Self-reported drug use is collected using the TLFB calendar method, in which study personnel record the participants’ reported opioid use for each day since the last study visit. The TLFB is reliable and valid when used by trained interviewers and when there is no penalty for reporting use of drugs. The advantage to this method is that data are collected retrospectively to the last visit, so a missed appointment does not necessarily result in missing self-report data; limitations include reliance on self-report and lack of objective measurement. For that reason, a biological measure, with UTOX as standard, is also collected as an indicator of opioid abstinence. UTOX for this study is a UTOX-13 panel from a centralized lab, Redwood Toxicology, and collected at each study visit as indicated in Fig. 3 and the Schedule of Assessments in Table 2 and measures opioid drug use including oxycodone/noroxycodone, benzodiazepines, ethyl glucuronide, methadone, fentanyl, buprenorphine, tramadol, methylene-dioxy-methamphetamine (MDMA), amphetamines, cocaine metabolite, opiates, cannabinoids, and THC/creatinine ratio. UTOX screening is a routine part of buprenorphine maintenance treatment. UTOX screening methods have the issue of how to handle missing data [37]. For this trial, the conservative method that assumes missing UTOX is indicative of use is used (although participants may miss appointments for other reasons) and is consistent with most published research. Both the TLFB and UTOX data must be negative for opioid use to deem a participant abstinent.

Secondary objectives include determining whether the use of INJ-BUP is associated with better outcomes than SL-BUP/NLX in: opioid craving; use of other illicit substances and alcohol; preventing opioid overdose; reducing mental health symptoms (including depression, PTSD, and suicidality; homelessness); incarceration and criminal legal involvement; self-reported risky sexual and injection drug use behaviors and the incidence of new cases of HIV, HBV, and HCV. In addition, the total cost impact of INJ-BUP and cost-effectiveness from the perspective of VHA and of society will be evaluated.
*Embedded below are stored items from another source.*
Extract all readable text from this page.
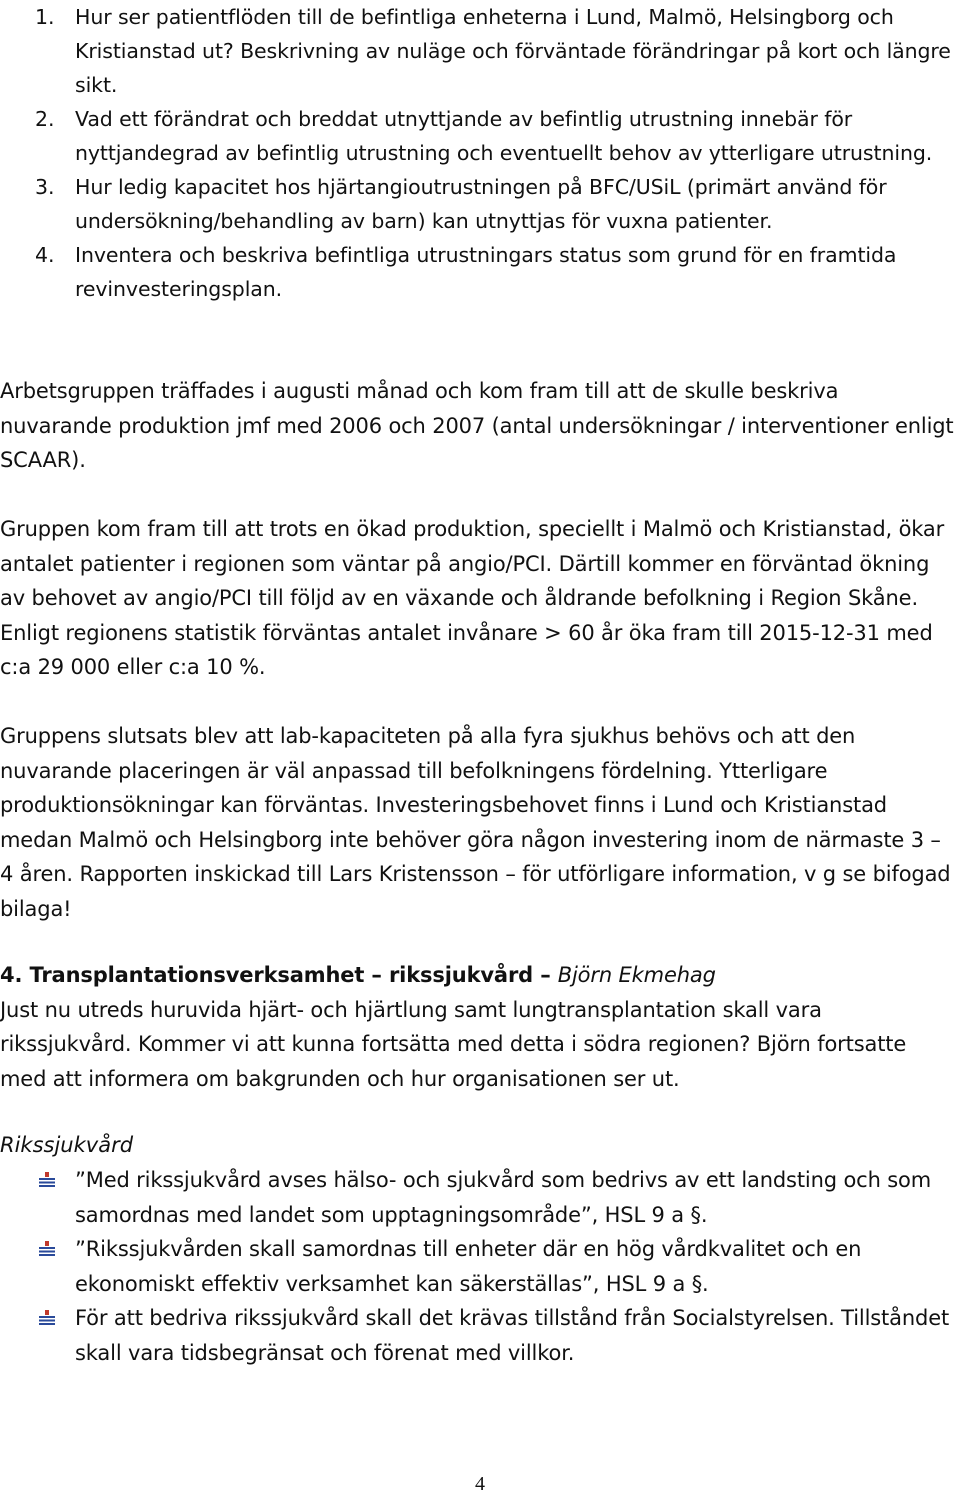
1. Hur ser patientflöden till de befintliga enheterna i Lund, Malmö, Helsingborg och Kristianstad ut? Beskrivning av nuläge och förväntade förändringar på kort och längre sikt.
2. Vad ett förändrat och breddat utnyttjande av befintlig utrustning innebär för nyttjandegrad av befintlig utrustning och eventuellt behov av ytterligare utrustning.
3. Hur ledig kapacitet hos hjärtangioutrustningen på BFC/USiL (primärt använd för undersökning/behandling av barn) kan utnyttjas för vuxna patienter.
4. Inventera och beskriva befintliga utrustningars status som grund för en framtida revinvesteringsplan.

Arbetsgruppen träffades i augusti månad och kom fram till att de skulle beskriva nuvarande produktion jmf med 2006 och 2007 (antal undersökningar / interventioner enligt SCAAR).

Gruppen kom fram till att trots en ökad produktion, speciellt i Malmö och Kristianstad, ökar antalet patienter i regionen som väntar på angio/PCI. Därtill kommer en förväntad ökning av behovet av angio/PCI till följd av en växande och åldrande befolkning i Region Skåne. Enligt regionens statistik förväntas antalet invånare > 60 år öka fram till 2015-12-31 med c:a 29 000 eller c:a 10 %.

Gruppens slutsats blev att lab-kapaciteten på alla fyra sjukhus behövs och att den nuvarande placeringen är väl anpassad till befolkningens fördelning. Ytterligare produktionsökningar kan förväntas. Investeringsbehovet finns i Lund och Kristianstad medan Malmö och Helsingborg inte behöver göra någon investering inom de närmaste 3 – 4 åren. Rapporten inskickad till Lars Kristensson – för utförligare information, v g se bifogad bilaga!

4. Transplantationsverksamhet – rikssjukvård – Björn Ekmehag
Just nu utreds huruvida hjärt- och hjärtlung samt lungtransplantation skall vara rikssjukvård. Kommer vi att kunna fortsätta med detta i södra regionen? Björn fortsatte med att informera om bakgrunden och hur organisationen ser ut.
Rikssjukvård
”Med rikssjukvård avses hälso- och sjukvård som bedrivs av ett landsting och som samordnas med landet som upptagningsområde”, HSL 9 a §.
”Rikssjukvården skall samordnas till enheter där en hög vårdkvalitet och en ekonomiskt effektiv verksamhet kan säkerställas”, HSL 9 a §.
För att bedriva rikssjukvård skall det krävas tillstånd från Socialstyrelsen. Tillståndet skall vara tidsbegränsat och förenat med villkor.
4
We will thus also assess non-VA service utilization, especially since the MISSION ACT [38], allows a Veteran to receive care from a community provider paid for by the VA. Table 2 summarizes the Schedule of Assessments including self-report and biological measures and their administration times. Data will also be captured to identify reasons for missed study injections as well as overall study visits.